Ghana’s Central Bank Cuts Policy Rate to 25% Amid Signs of Macroeconomic Recovery

By Mintesinot Nigussie
Published on 08/01/25

The Bank of Ghana has slashed its benchmark interest rate by 300 basis points to 25%, signaling renewed confidence in the country’s macroeconomic recovery, as reported by Ghana News Agency.

Governor Dr. Johnson Pandit Asiama announced the move following the central bank’s 125th Monetary Policy Committee meeting in Accra, citing easing inflation, a stronger cedi, and improving business sentiment. “Macroeconomic conditions have significantly improved, inflation expectations are broadly anchored, external buffers have strengthened, and confidence in the economy is returning,” he said.

Headline inflation dropped to 13.7% in June, the lowest since December 2021, down from 18.4% the previous month. The disinflation was supported by tight monetary policy, fiscal consolidation, easing food supply constraints, and currency appreciation.

The cedi strengthened markedly during the year to July 25, gaining 40.7% against the U.S. dollar, 31.2% against the pound, and 24.2% against the euro.

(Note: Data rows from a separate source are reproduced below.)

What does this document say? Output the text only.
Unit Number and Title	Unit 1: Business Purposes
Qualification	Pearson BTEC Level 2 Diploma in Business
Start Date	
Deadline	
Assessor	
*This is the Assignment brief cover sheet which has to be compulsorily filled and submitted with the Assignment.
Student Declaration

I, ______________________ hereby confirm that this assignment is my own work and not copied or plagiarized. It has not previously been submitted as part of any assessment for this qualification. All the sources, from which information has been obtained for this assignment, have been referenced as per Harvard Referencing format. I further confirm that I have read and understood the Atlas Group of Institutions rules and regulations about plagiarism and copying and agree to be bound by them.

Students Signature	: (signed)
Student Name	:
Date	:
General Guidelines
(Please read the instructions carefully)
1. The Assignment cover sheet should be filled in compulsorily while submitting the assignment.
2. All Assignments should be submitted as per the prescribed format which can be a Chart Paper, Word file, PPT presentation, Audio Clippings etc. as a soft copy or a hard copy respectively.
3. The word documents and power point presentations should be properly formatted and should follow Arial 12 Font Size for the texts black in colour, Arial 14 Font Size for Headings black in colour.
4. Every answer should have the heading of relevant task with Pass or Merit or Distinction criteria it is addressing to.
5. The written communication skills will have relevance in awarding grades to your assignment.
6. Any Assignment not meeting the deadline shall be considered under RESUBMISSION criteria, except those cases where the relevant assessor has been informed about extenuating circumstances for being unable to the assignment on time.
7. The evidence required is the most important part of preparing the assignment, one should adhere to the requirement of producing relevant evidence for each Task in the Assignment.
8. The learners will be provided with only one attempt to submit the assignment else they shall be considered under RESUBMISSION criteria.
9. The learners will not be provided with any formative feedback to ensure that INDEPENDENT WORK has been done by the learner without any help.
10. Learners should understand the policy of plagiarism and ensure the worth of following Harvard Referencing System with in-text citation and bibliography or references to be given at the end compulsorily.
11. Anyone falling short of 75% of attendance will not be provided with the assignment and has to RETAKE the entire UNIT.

A $3.4 billion current account surplus in the first half of 2025, driven by strong gold and cocoa exports, helped boost reserves.

Economic growth also gained momentum, with Q1 GDP expanding by 5.3%, up from 4.9% a year earlier. Non-oil GDP grew by 6.8%, driven by agriculture and services. High-frequency indicators point to continued expansion, while inflation is projected to fall within the 8 ± 2% target range by year-end.

Short-term interest rates have declined sharply, easing government borrowing costs. Meanwhile, monetary growth remains subdued due to strong liquidity management and reduced public sector borrowing.

The banking sector showed improvements in solvency, liquidity, profitability, and efficiency. Recapitalization efforts and stricter credit standards are expected to enhance resilience.